Despite its name buckwheat is not wheat at all. This recipe uses buckwheat flour which makes it both a gluten-free and wheat-free option. The taste of buckwheat flour is best described as nutty making these pancakes ideal for pairing with both sweet and savory toppings.
- 100g buckwheat flour
- 1 large free range egg
- 250ml milk
- 125ml water
- 1 tbsp Greek yoghurt
- Groundnut oil to fry (you can use olive oil but this has a higher smoke point)

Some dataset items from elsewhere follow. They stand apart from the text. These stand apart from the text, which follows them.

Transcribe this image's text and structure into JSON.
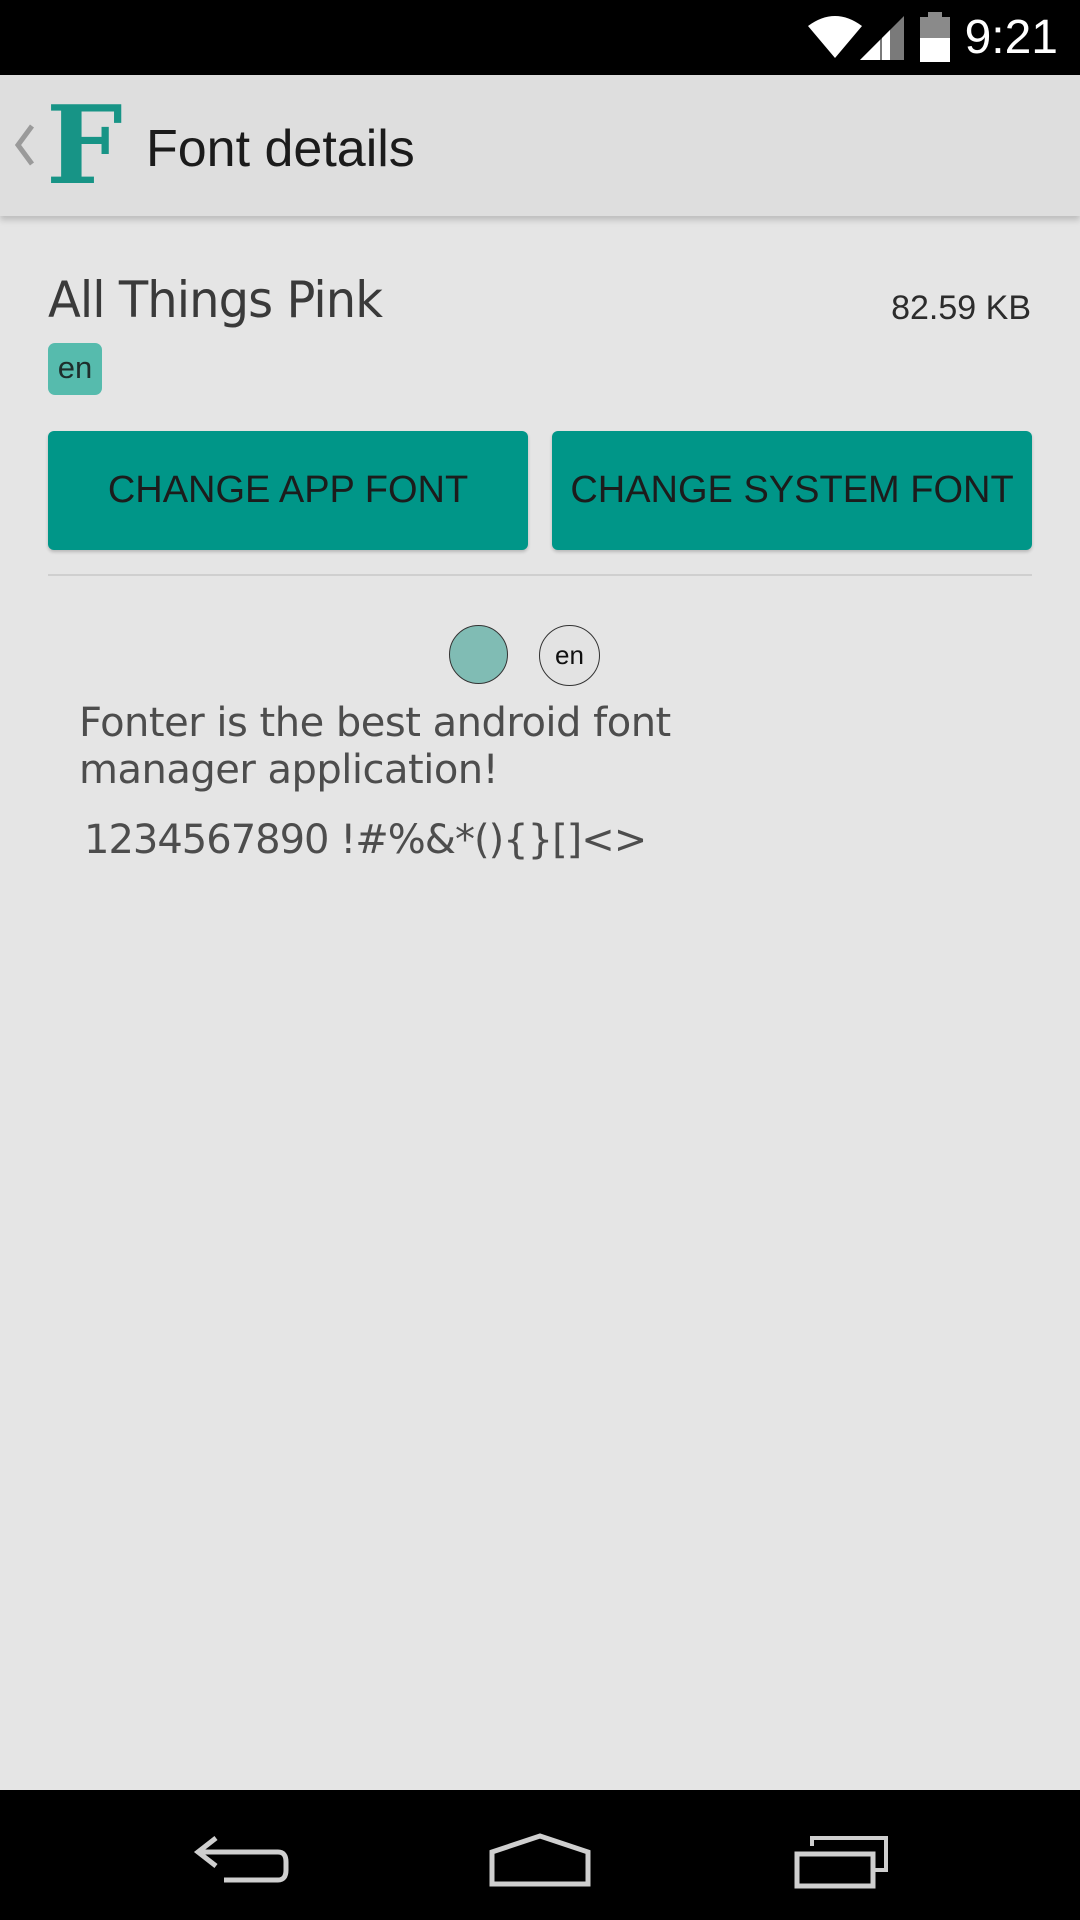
{
  "status_bar": {
    "time": "9:21"
  },
  "action_bar": {
    "logo_letter": "F",
    "title": "Font details"
  },
  "font": {
    "name": "All Things Pink",
    "size": "82.59 KB",
    "language": "en"
  },
  "buttons": {
    "change_app_font": "CHANGE APP FONT",
    "change_system_font": "CHANGE SYSTEM FONT"
  },
  "preview_controls": {
    "color": "#80bcb4",
    "language": "en"
  },
  "preview": {
    "sentence": "Fonter is the best android font manager application!",
    "characters": "1234567890 !#%&*(){}[]<>"
  },
  "colors": {
    "accent": "#009688",
    "tag": "#56bbad",
    "background": "#e5e5e5"
  }
}
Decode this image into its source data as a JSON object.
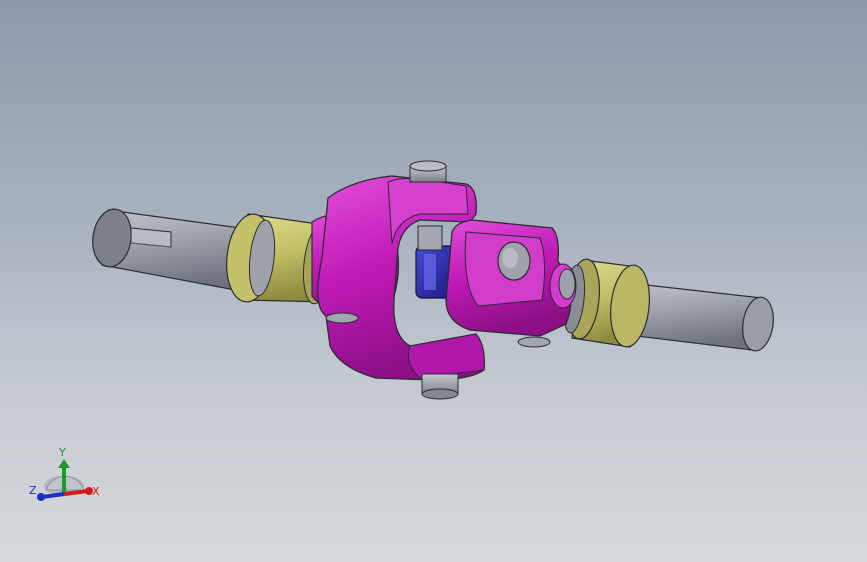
{
  "viewport": {
    "background_top": "#8d9aac",
    "background_bottom": "#d6d8db"
  },
  "model": {
    "parts": [
      {
        "name": "left-shaft",
        "color": "#9ea1ab"
      },
      {
        "name": "left-bushing",
        "color": "#c4c269"
      },
      {
        "name": "yoke",
        "color": "#c21ab8"
      },
      {
        "name": "cross-spider",
        "color": "#2a2aa0"
      },
      {
        "name": "pin",
        "color": "#a3a6ae"
      },
      {
        "name": "right-bushing",
        "color": "#b9b664"
      },
      {
        "name": "right-shaft",
        "color": "#9c9fa8"
      }
    ]
  },
  "triad": {
    "x_label": "X",
    "y_label": "Y",
    "z_label": "Z",
    "x_color": "#d21c1c",
    "y_color": "#1a9a26",
    "z_color": "#1b2fc4"
  }
}
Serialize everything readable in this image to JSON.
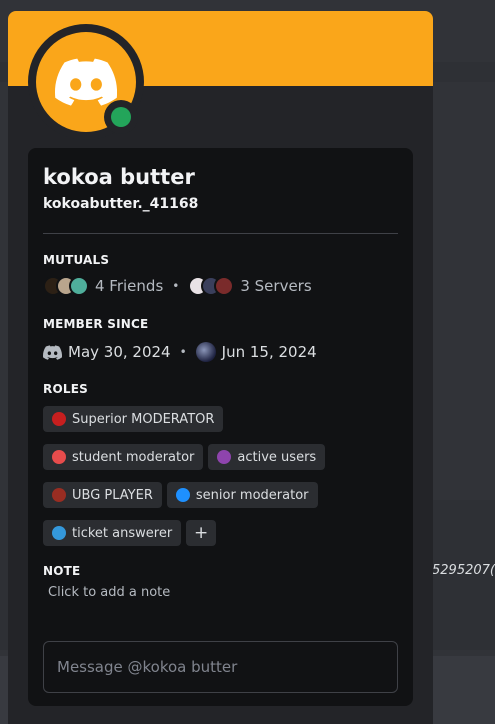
{
  "background": {
    "partial_number": "5295207("
  },
  "profile": {
    "display_name": "kokoa butter",
    "username": "kokoabutter._41168",
    "status_color": "#23a55a",
    "banner_color": "#faa61a"
  },
  "mutuals": {
    "title": "MUTUALS",
    "friends_label": "4 Friends",
    "bullet": "•",
    "servers_label": "3 Servers"
  },
  "member_since": {
    "title": "MEMBER SINCE",
    "discord_date": "May 30, 2024",
    "bullet": "•",
    "server_date": "Jun 15, 2024"
  },
  "roles": {
    "title": "ROLES",
    "items": [
      {
        "label": "Superior MODERATOR",
        "color": "#c71f1f"
      },
      {
        "label": "student moderator",
        "color": "#e74c4c"
      },
      {
        "label": "active users",
        "color": "#8e44ad"
      },
      {
        "label": "UBG PLAYER",
        "color": "#992d22"
      },
      {
        "label": "senior moderator",
        "color": "#1e90ff"
      },
      {
        "label": "ticket answerer",
        "color": "#3498db"
      }
    ],
    "add_label": "+"
  },
  "note": {
    "title": "NOTE",
    "placeholder": "Click to add a note"
  },
  "message": {
    "placeholder": "Message @kokoa butter"
  }
}
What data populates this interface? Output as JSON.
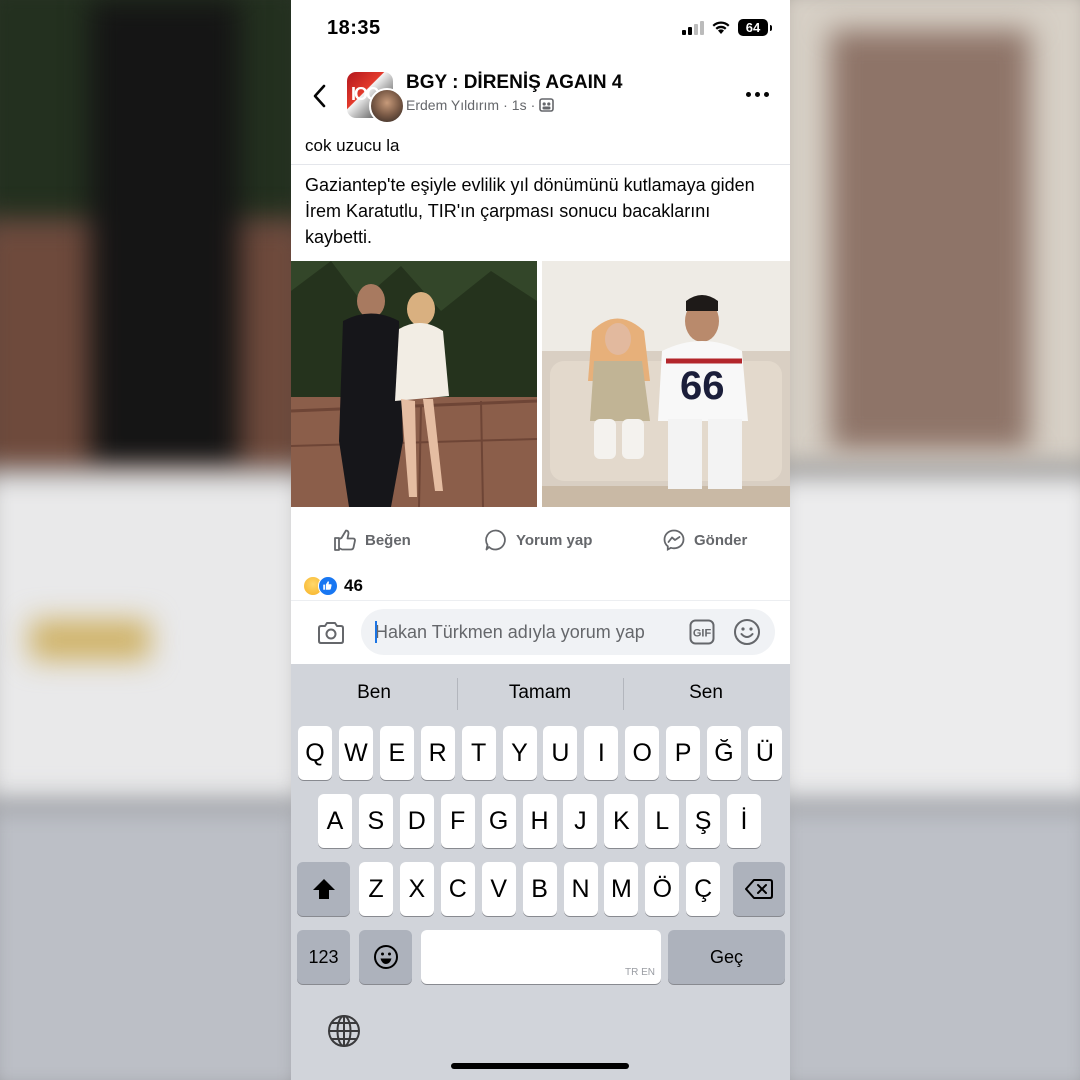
{
  "status_bar": {
    "time": "18:35",
    "battery": "64"
  },
  "post": {
    "group_name": "BGY : DİRENİŞ AGAIN 4",
    "author": "Erdem Yıldırım",
    "time": "1s",
    "separator": "·",
    "caption": "cok uzucu la",
    "shared_text": "Gaziantep'te eşiyle evlilik yıl dönümünü kutlamaya giden İrem Karatutlu, TIR'ın çarpması sonucu bacaklarını kaybetti."
  },
  "actions": {
    "like": "Beğen",
    "comment": "Yorum yap",
    "send": "Gönder"
  },
  "reactions": {
    "count": "46"
  },
  "comment_box": {
    "placeholder": "Hakan Türkmen adıyla yorum yap",
    "gif_label": "GIF"
  },
  "keyboard": {
    "suggestions": [
      "Ben",
      "Tamam",
      "Sen"
    ],
    "row1": [
      "Q",
      "W",
      "E",
      "R",
      "T",
      "Y",
      "U",
      "I",
      "O",
      "P",
      "Ğ",
      "Ü"
    ],
    "row2": [
      "A",
      "S",
      "D",
      "F",
      "G",
      "H",
      "J",
      "K",
      "L",
      "Ş",
      "İ"
    ],
    "row3": [
      "Z",
      "X",
      "C",
      "V",
      "B",
      "N",
      "M",
      "Ö",
      "Ç"
    ],
    "numbers_key": "123",
    "return_key": "Geç",
    "space_hint": "TR EN"
  }
}
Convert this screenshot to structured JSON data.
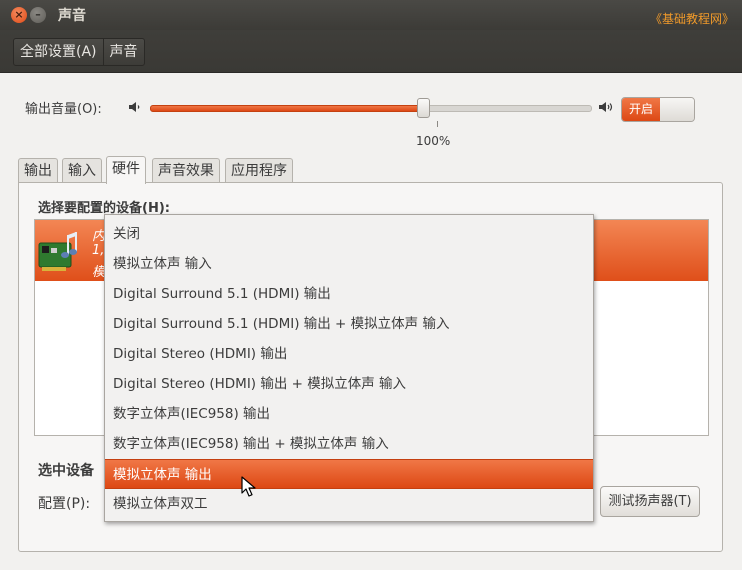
{
  "window": {
    "title": "声音",
    "close_icon": "×",
    "minimize_icon": "–",
    "watermark": "《基础教程网》"
  },
  "toolbar": {
    "all_settings": "全部设置(A)",
    "current": "声音"
  },
  "volume": {
    "label": "输出音量(O):",
    "value_percent": 62,
    "mark_label": "100%",
    "toggle_label": "开启",
    "toggle_on": true
  },
  "tabs": [
    {
      "label": "输出",
      "active": false
    },
    {
      "label": "输入",
      "active": false
    },
    {
      "label": "硬件",
      "active": true
    },
    {
      "label": "声音效果",
      "active": false
    },
    {
      "label": "应用程序",
      "active": false
    }
  ],
  "hardware": {
    "select_label": "选择要配置的设备(H):",
    "device_row_line1": "内",
    "device_row_line2": "1,",
    "device_row_line3": "模",
    "selected_device_label": "选中设备",
    "profile_label": "配置(P):",
    "test_button": "测试扬声器(T)"
  },
  "menu": {
    "items": [
      {
        "label": "关闭"
      },
      {
        "label": "模拟立体声 输入"
      },
      {
        "label": "Digital Surround 5.1 (HDMI) 输出"
      },
      {
        "label": "Digital Surround 5.1 (HDMI) 输出 + 模拟立体声 输入"
      },
      {
        "label": "Digital Stereo (HDMI) 输出"
      },
      {
        "label": "Digital Stereo (HDMI) 输出 + 模拟立体声 输入"
      },
      {
        "label": "数字立体声(IEC958) 输出"
      },
      {
        "label": "数字立体声(IEC958) 输出 + 模拟立体声 输入"
      },
      {
        "label": "模拟立体声 输出"
      },
      {
        "label": "模拟立体声双工"
      }
    ],
    "selected_index": 8
  },
  "colors": {
    "accent": "#dd4814",
    "titlebar": "#3c3b37"
  }
}
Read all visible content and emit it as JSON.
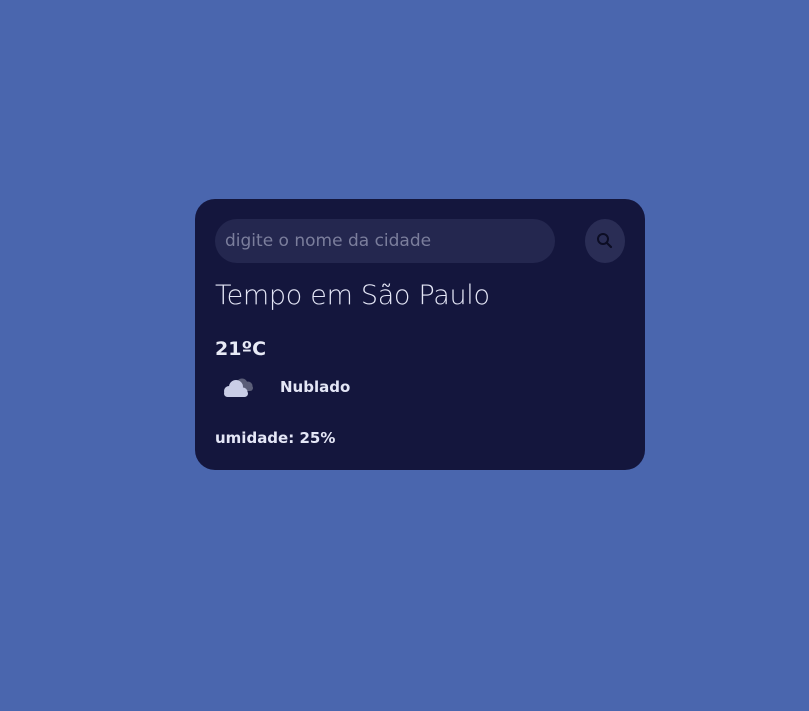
{
  "search": {
    "placeholder": "digite o nome da cidade",
    "value": ""
  },
  "weather": {
    "title": "Tempo em São Paulo",
    "temperature": "21ºC",
    "condition": "Nublado",
    "condition_icon": "cloudy-icon",
    "humidity": "umidade: 25%"
  },
  "colors": {
    "background": "#4a66ae",
    "card": "#14163d",
    "input": "#24274f",
    "button": "#2a2d55",
    "text": "#e4e6f6"
  }
}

- Suggested sweet fillings:
- Fresh fruit and Sweet Freedom
- Berries and Greek yoghurt
- Chocolate sauce and Greek yoghurt
- Lemon juice and Sweet Freedom
- Apple puree and crème fraîche
- Add a little coconut milk or unsweetened desiccated coconut to the pancake mix and fill with pineapple.
To make your pancake batter whisk the flour, egg and milk together until you have a smooth paste.
Whisk in the water and yoghurt to make a smooth batter – if you want to make crepes then add a little extra water at this point to make a thinner batter.
Heat a teaspoon of oil in a non-stick pan, just enough to cover the base.
Add the batter – depending on the size of pancake you want
Cook until golden, then flip gently – they are quite delicate at this stage.
Keep them warm if using immediately, or allow them to cool.
Make a big batch of buckwheat pancakes, freeze, and defrost in a dry pan or microwave for a handy standby. If freezing, separate each one with greaseproof paper and put in a sealed bag.
Top tips for making buckwheat pancakes
The nutty flavour pairs well with both sweet and savoury fillings. Try experimenting with ham and cheese or strawberries and cream for a naughty treat. These easy to make pancakes are the perfect treat for brunch or a Sunday breakfast.